@Marinus That's great action-taking. 31 daytime approaches is a lot.
There are many stages to a successful pickup that must be mastered: the open, body language, the smile, eye contact, keeping conversations going, flirtation, kino/touching, authenticity, sexual tension, hitting a hook point, screening for boyfriend, getting the close, leading and pulling for instant date, number closing, etc.
It's quite hard to learn all those on your own. It helps to go with a wing-man who already has experience with this and can help you evaluate your interactions. Try to find some wings in your city.
A successful daytime approach requires a lot more than just opening the girl and saying Hi.
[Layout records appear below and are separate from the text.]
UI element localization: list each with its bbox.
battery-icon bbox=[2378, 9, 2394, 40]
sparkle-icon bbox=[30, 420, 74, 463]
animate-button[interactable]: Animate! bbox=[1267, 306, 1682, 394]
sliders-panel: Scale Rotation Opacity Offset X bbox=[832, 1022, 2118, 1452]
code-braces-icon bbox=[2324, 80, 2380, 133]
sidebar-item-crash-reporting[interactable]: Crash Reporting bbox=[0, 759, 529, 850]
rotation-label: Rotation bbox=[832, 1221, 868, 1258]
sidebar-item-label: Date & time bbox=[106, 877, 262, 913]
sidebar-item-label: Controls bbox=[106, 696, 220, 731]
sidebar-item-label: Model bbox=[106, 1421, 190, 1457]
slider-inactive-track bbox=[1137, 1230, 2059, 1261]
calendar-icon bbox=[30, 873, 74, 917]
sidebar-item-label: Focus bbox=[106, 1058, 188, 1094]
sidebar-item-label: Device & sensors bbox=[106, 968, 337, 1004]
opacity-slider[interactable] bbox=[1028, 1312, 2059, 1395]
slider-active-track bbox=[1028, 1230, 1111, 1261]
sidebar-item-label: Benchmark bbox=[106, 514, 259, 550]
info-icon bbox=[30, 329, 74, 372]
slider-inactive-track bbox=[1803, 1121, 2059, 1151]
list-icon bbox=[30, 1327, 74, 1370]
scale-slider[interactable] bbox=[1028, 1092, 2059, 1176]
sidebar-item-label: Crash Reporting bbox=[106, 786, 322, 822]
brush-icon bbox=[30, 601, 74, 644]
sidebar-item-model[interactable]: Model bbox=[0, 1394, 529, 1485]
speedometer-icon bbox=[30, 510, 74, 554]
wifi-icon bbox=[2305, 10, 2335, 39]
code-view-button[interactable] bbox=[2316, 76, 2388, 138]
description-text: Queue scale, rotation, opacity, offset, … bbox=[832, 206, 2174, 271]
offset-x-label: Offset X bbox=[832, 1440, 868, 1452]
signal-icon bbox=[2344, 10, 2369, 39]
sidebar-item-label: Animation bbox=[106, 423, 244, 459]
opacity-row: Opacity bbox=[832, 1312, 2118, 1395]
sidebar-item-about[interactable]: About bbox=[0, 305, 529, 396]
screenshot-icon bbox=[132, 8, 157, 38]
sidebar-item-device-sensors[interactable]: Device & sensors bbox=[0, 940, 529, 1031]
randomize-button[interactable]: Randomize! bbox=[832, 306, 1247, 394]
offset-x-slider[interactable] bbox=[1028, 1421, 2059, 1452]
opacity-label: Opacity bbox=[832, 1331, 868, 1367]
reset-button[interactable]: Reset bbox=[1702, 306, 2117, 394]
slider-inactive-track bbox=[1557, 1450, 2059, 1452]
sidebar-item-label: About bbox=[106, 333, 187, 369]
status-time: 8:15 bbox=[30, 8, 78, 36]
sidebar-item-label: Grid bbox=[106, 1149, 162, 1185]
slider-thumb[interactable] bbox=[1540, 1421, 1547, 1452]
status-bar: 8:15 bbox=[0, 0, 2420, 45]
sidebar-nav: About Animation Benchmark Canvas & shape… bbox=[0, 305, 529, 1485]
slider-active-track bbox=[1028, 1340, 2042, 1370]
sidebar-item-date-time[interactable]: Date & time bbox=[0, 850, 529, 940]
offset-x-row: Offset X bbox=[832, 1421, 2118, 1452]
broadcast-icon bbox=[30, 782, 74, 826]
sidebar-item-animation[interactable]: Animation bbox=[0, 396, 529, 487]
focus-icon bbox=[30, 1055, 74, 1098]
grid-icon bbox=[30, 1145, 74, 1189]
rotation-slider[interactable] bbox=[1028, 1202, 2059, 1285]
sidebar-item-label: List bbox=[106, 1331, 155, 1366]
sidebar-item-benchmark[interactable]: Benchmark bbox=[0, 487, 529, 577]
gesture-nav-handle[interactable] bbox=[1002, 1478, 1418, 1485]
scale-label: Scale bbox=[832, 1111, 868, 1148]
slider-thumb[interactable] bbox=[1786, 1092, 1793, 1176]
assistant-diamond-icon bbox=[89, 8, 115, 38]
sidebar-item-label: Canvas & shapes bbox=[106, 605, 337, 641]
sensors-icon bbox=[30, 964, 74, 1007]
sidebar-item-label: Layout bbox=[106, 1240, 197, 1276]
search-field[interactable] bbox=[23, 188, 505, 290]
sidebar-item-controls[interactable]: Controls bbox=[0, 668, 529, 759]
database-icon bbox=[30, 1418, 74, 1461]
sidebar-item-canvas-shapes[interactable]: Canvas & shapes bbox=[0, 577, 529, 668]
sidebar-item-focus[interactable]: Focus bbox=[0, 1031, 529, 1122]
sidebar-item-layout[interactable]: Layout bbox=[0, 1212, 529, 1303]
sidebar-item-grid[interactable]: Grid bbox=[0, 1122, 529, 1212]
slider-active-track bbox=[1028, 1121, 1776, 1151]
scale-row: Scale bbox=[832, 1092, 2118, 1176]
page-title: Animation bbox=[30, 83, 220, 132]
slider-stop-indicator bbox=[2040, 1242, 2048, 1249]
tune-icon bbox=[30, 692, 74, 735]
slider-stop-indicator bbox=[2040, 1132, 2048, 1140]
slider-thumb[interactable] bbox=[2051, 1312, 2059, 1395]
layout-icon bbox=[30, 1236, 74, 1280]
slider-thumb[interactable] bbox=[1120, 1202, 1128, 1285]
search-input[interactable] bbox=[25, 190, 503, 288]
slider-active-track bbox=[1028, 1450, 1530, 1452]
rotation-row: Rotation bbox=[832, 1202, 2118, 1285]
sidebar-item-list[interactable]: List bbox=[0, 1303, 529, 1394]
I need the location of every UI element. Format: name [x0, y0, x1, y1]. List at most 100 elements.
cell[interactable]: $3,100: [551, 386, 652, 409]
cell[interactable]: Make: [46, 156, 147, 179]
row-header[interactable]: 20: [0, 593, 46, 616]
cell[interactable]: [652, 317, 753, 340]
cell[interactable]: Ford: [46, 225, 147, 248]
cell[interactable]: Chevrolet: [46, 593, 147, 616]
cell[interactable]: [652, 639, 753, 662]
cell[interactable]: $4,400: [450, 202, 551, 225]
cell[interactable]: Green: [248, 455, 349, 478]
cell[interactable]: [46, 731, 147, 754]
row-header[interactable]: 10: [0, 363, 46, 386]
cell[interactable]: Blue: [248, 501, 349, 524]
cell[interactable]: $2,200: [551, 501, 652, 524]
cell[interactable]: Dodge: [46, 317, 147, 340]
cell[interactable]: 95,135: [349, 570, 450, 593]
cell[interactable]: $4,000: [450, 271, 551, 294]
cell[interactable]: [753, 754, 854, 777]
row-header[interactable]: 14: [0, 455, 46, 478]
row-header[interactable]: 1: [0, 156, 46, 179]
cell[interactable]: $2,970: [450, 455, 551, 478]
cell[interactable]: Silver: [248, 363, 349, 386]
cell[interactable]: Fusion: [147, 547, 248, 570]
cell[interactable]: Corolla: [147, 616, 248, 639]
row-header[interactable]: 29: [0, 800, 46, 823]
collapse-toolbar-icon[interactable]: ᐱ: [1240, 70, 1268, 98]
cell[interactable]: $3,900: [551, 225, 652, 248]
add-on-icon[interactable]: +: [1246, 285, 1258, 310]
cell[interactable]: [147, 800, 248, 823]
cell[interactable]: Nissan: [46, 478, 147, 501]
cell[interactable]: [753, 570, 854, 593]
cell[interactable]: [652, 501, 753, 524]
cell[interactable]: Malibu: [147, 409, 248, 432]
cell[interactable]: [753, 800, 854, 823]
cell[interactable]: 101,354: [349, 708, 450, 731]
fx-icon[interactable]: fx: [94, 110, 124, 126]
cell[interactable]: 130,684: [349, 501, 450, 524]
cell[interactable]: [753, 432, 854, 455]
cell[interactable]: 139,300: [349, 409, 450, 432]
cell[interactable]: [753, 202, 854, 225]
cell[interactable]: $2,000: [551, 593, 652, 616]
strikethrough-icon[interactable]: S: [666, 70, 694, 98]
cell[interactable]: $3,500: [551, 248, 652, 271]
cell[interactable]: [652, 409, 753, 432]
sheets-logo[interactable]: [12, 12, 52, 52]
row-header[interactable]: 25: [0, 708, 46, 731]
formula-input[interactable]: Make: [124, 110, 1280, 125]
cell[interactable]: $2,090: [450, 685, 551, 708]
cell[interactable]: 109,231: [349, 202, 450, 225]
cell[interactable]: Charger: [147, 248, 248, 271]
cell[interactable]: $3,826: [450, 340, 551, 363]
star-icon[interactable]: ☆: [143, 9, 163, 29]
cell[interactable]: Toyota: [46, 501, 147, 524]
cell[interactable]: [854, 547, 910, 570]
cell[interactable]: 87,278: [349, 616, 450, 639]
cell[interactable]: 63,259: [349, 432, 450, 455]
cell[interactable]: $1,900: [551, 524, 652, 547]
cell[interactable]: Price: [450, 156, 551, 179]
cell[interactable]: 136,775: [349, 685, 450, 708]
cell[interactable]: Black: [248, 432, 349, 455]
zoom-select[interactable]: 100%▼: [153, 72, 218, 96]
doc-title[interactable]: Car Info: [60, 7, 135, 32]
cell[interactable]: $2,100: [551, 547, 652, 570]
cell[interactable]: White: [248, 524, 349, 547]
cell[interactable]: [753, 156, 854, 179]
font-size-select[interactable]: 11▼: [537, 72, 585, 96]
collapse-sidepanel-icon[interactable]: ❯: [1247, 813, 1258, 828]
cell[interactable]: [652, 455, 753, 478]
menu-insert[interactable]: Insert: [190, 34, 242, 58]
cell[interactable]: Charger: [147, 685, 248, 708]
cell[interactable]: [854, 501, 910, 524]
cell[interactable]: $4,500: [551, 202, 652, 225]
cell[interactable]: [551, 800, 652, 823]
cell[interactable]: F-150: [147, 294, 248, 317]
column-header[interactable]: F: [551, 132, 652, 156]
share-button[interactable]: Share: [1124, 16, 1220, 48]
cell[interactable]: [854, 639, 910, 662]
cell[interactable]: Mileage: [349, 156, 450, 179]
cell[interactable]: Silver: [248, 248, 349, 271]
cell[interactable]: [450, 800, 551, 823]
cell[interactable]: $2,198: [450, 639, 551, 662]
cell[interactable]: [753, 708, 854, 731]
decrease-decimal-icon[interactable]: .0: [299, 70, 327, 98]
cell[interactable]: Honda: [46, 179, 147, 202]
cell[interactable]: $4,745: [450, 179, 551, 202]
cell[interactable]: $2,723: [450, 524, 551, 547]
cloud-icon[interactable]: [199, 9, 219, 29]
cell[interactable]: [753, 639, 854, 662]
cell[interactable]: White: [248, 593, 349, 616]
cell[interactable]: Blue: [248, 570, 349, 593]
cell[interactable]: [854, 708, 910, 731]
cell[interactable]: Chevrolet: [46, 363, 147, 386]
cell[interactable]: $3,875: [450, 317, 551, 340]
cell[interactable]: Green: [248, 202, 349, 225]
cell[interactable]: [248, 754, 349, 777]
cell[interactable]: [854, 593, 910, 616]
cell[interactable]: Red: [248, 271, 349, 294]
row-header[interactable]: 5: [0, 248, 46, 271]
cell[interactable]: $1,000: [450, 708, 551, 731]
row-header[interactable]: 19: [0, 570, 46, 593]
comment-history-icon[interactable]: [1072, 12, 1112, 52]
You must learn to make the conversation fun, flirty, and interesting. And you must learn how to close in order to get any results. All daytime approaches must end with you asking the girl for an insta-date coffee.
Yes, you will be very awkward and mechanical at first. But you can quickly improve. Your goal should be to approach a girl in the same way you might approach and talk to your own girlfriend. It has to be very natural, like it's no big deal, like you've known her your own life. You must just assume this vibe and sense of friendship and familiarity right off the bat. It has to be super casual so the girl is not put on guard.
A great way to practice conversation skills and body language is by chatting with store clerks at the mall. Go find some girl clerks. They are bored most the day and will be happy to talk with you. Try to flirt with them a bit without outright hitting on them. Try to get them to open up about themselves. Try to charm them a bit. Tease them. Wink and smile at them. Tell them some stories about yourself, etc.
At this point your goal is not even to have sex but simply to become a more social, extroverted, talkative, charismatic person. You can even practice on guys and old ladies. Get good at small-talk and self-expression to strangers. Get good at building rapid social comfort, so people are comfortable around you. So they feel you as a fun friendly guy.
I love day game. The biggest problem with it is that it's not easy to find a lot of hot girls during the day unless you live near certain great locations. Cities like LA, London, and NYC are amazing for daygame, but most cities aren't.
The advantage of night is that you get a lot more girls to talk to. And there's possibilities for same night pulls.
Oh, it's also VERY IMPORTANT that when you approach a girl during the day you stop her and face up to her squarely, face to face. Do not be approaching girls from the back or the side. If she is walking, you must stop her cold by getting her attention. You must face her directly. You must have her full attention before you deliver your opener. Do not be whispering your opener to her side or back as she is walking. Run around her and stop her without scaring her. And you must always open with a smile. If there is a look of fear on your face, she will freak out. Practice that smile like your life depends on it.
He's got so much self-esteem, 6 would be too much
@Pilgrim There is a deeper existential issue at work here beyond ordinary self-esteem. See, virtually every ego feels like it's not good enough. This is a deeper problem than it first seems. To be an ego is to constantly feel incomplete, inadequate, unlovable, and worthless.
That is solved by spiritual practice and consciousness work. You need to become conscious of how incompleteness, inadequacy, and being unlovable are part of the entire dynamic of being human. These things are the consequence of your deepest held beliefs about life. Those beliefs need to be questioned very deeply.
For example, who what is nobody loves you. Why is that bad or wrong? Why do you need love from others? Contemplate that seriously until you realize that you actually do not need love from others. This will feel counter-intuitive. There will be fear here that you must face head-on.
Sounds like you should have no problem finding a man as long as you are going out and socializing. Setting boundaries is a separate matter. To set decent boundaries you need to resolve your self-esteem issues.
You might also want to be more conscious of how you screen men. Get more clear about what you want in a man and what you don't want. Be honest about whether your ideal man is actually something you're attracted to. For example, you may say you want a sensitive empathetic man, but then in practice you actually get turned on by loud-mouthed charismatic assholes who would sell their own mothers a lemon car. Often what you get attracted to on the front end is not the ideal guy to be in a relationship with.
The man is not going to help you believe in yourself. You must do that on your own.